Anthropic uses it to enable connections with Slack, Asana, Box, Square, Stripe, and many others. MCP’s links with Anthropic have also potentially held the standard back. Anthropic has always made the protocol open source, but until now, any improvements by other companies could potentially contribute to their competitor’s intellectual property — and in theory, Anthropic could still one day choose to lock it down. Giving it to the Linux Foundation removes those concerns. Anthropic isn’t the only company handing over something to the Linux Foundation. Block is donating Goose, its open-source AI agent, and OpenAI is donating Agents.md, which describes codebases to agents. MCP is also gaining traction as the industry faces a major problem: Although agents are an almost necessary step to making AI profitable, most of them simply don’t work very well right now. MCP may have improved agents somewhat already, but AI companies hope if it’s adopted more widely, it could dramatically mitigate the hangups frustrating users: that agents lag, that they require too much coaxing in order to complete a task, that they sometimes fail to perform a task at all. The protocol allows systems to talk directly between each other, ideally making them faster, more accurate, and more successful. The transfer of ownership of MCP from Anthropic to other companies opens up the possibility for significant improvements to the protocol, particularly in the areas of authentication and security. With a more open approach, companies that specialize in security measures can now contribute to enhancing the protocol in ways that may not have been previously explored.
According to Krieger, one of the key benefits of this transition is that different enterprises can focus on areas that were not the primary concern for Anthropic. By collaborating on a standard framework, these companies can work together to enhance the technology for better security, effective trusted payments, and secure communication channels. This collective effort is crucial for creating a robust and reliable market environment, as emphasized by Zemlin.
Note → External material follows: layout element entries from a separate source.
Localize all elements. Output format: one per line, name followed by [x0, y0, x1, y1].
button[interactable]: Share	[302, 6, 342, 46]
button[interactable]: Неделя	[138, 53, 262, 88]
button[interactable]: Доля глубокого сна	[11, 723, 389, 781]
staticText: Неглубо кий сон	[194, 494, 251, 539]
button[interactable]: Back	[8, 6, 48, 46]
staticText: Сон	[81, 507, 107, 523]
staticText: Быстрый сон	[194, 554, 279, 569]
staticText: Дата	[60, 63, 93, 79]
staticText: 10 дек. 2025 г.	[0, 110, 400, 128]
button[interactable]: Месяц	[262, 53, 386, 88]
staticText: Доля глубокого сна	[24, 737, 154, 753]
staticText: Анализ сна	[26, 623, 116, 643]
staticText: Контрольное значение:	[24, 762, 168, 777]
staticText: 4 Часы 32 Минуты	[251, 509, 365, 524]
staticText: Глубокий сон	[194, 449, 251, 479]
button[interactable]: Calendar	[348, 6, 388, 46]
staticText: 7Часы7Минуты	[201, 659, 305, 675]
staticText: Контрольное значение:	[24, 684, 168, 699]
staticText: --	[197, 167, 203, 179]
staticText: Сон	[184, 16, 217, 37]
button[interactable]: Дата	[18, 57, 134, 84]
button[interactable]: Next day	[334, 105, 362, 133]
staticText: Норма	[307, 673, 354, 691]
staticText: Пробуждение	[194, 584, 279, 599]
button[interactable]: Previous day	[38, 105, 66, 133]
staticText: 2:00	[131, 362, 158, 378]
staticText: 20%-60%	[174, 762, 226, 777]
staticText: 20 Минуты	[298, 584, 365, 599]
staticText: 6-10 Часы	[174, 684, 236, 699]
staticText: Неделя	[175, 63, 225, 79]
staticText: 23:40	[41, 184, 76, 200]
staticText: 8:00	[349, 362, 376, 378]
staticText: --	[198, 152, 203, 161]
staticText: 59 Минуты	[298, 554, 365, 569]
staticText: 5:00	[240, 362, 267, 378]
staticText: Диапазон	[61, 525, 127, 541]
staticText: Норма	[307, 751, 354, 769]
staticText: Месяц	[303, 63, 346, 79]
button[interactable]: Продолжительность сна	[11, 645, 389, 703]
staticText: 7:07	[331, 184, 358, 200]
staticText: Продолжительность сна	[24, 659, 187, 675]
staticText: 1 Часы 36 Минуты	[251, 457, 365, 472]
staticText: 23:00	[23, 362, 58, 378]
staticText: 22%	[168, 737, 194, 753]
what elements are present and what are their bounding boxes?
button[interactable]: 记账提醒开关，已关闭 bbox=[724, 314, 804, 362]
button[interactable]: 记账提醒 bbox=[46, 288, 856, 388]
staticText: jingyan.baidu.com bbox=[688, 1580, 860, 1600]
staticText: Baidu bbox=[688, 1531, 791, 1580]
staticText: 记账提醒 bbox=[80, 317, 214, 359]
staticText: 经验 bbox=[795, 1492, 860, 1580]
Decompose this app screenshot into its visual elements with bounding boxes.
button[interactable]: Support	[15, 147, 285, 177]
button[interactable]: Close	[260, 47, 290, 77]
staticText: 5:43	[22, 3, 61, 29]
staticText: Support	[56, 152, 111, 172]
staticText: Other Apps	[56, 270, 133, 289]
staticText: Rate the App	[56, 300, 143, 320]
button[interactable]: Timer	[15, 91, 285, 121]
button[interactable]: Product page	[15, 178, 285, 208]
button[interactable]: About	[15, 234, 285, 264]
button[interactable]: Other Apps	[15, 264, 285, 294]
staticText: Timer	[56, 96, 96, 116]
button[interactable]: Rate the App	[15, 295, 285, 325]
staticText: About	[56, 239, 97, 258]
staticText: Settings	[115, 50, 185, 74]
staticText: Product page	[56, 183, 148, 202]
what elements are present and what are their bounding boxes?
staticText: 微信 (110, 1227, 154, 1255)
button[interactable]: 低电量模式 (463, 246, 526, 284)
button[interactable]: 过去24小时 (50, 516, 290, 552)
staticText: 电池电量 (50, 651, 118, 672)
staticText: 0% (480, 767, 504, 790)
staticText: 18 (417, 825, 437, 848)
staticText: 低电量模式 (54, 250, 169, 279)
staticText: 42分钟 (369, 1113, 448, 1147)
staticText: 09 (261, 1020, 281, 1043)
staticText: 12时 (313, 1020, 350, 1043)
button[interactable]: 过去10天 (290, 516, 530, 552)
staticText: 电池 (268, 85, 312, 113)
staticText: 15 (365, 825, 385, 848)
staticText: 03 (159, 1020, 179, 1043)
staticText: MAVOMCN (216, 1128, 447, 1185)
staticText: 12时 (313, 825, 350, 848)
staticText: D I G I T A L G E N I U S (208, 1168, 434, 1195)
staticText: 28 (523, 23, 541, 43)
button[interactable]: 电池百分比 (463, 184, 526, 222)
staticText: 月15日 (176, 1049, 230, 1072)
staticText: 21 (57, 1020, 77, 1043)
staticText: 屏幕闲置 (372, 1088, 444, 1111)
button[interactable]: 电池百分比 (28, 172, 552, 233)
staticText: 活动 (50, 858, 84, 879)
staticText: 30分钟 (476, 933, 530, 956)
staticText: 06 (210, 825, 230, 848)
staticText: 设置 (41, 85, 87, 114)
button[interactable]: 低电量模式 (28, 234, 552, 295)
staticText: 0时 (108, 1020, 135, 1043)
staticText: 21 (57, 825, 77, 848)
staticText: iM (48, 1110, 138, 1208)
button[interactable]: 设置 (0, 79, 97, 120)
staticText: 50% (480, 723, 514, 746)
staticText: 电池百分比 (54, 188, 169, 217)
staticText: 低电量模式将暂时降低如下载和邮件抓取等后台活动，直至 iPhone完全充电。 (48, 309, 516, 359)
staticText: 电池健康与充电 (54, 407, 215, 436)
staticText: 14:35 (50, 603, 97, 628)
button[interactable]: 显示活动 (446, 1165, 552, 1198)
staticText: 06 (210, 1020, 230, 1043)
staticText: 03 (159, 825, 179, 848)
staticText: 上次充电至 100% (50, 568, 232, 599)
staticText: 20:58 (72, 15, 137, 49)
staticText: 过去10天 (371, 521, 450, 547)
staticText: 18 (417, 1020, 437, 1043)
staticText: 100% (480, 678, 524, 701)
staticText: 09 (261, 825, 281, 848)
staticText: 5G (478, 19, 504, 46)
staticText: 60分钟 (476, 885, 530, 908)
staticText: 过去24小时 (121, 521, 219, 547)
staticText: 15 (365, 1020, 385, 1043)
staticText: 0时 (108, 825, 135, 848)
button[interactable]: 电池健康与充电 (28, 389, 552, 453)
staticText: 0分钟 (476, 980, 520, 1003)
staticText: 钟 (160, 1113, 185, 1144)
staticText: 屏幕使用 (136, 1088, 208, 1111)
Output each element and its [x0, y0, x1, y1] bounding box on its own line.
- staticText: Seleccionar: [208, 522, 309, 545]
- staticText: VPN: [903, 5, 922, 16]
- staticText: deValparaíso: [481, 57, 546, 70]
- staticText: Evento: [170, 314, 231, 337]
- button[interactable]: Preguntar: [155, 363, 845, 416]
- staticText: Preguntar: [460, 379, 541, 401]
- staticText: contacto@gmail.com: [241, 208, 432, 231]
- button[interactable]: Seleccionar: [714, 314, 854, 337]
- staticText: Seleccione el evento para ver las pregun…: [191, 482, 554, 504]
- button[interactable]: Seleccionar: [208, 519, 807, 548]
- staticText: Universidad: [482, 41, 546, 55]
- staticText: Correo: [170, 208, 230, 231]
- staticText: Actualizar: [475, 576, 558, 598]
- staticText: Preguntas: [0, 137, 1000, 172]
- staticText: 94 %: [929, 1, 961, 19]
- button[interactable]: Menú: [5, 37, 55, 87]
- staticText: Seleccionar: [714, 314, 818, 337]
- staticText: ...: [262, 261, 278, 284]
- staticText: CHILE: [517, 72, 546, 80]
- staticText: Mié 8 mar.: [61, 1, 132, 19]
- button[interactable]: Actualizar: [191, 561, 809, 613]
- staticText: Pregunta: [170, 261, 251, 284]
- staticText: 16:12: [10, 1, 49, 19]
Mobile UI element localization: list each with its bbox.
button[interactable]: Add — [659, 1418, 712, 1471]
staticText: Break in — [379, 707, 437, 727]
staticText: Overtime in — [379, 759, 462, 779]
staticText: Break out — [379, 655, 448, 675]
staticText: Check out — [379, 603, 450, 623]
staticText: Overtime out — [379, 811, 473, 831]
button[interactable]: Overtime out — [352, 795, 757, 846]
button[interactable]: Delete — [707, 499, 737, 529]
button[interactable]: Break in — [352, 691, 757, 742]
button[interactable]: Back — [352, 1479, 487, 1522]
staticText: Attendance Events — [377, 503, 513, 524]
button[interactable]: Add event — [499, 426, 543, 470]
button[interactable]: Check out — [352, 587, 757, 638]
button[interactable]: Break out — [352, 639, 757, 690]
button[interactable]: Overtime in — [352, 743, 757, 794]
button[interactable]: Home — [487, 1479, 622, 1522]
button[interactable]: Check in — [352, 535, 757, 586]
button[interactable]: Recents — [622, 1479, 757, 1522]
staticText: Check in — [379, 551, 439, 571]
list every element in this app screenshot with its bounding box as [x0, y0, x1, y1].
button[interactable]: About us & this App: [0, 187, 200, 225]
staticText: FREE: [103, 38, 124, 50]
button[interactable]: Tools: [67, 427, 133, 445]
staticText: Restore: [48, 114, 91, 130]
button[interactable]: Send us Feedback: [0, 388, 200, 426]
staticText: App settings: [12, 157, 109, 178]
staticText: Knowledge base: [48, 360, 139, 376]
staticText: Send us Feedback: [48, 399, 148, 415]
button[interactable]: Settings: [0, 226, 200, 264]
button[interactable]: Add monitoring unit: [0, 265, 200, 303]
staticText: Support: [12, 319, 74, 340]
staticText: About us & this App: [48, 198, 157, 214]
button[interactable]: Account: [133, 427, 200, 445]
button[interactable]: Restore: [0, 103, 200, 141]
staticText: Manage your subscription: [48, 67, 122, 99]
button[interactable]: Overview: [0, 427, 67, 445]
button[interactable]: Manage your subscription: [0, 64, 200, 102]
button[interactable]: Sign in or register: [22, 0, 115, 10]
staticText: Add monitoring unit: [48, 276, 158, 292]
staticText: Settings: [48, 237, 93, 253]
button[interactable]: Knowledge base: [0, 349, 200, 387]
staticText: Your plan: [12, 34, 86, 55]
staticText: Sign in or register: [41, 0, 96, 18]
This collaborative approach allows for a more comprehensive assessment of the protocol’s security features and ensures that it meets industry standards for secure transactions and communication. By leveraging the expertise of various companies, the MCP protocol can evolve to address emerging security challenges and provide a more secure and efficient platform for users.
Overall, the shift in ownership of MCP to companies specializing in security signifies a positive step towards enhancing the protocol’s security measures and overall reliability. This collaborative effort will not only strengthen the protocol but also contribute to the development of a more secure and trusted ecosystem for digital payments and communication.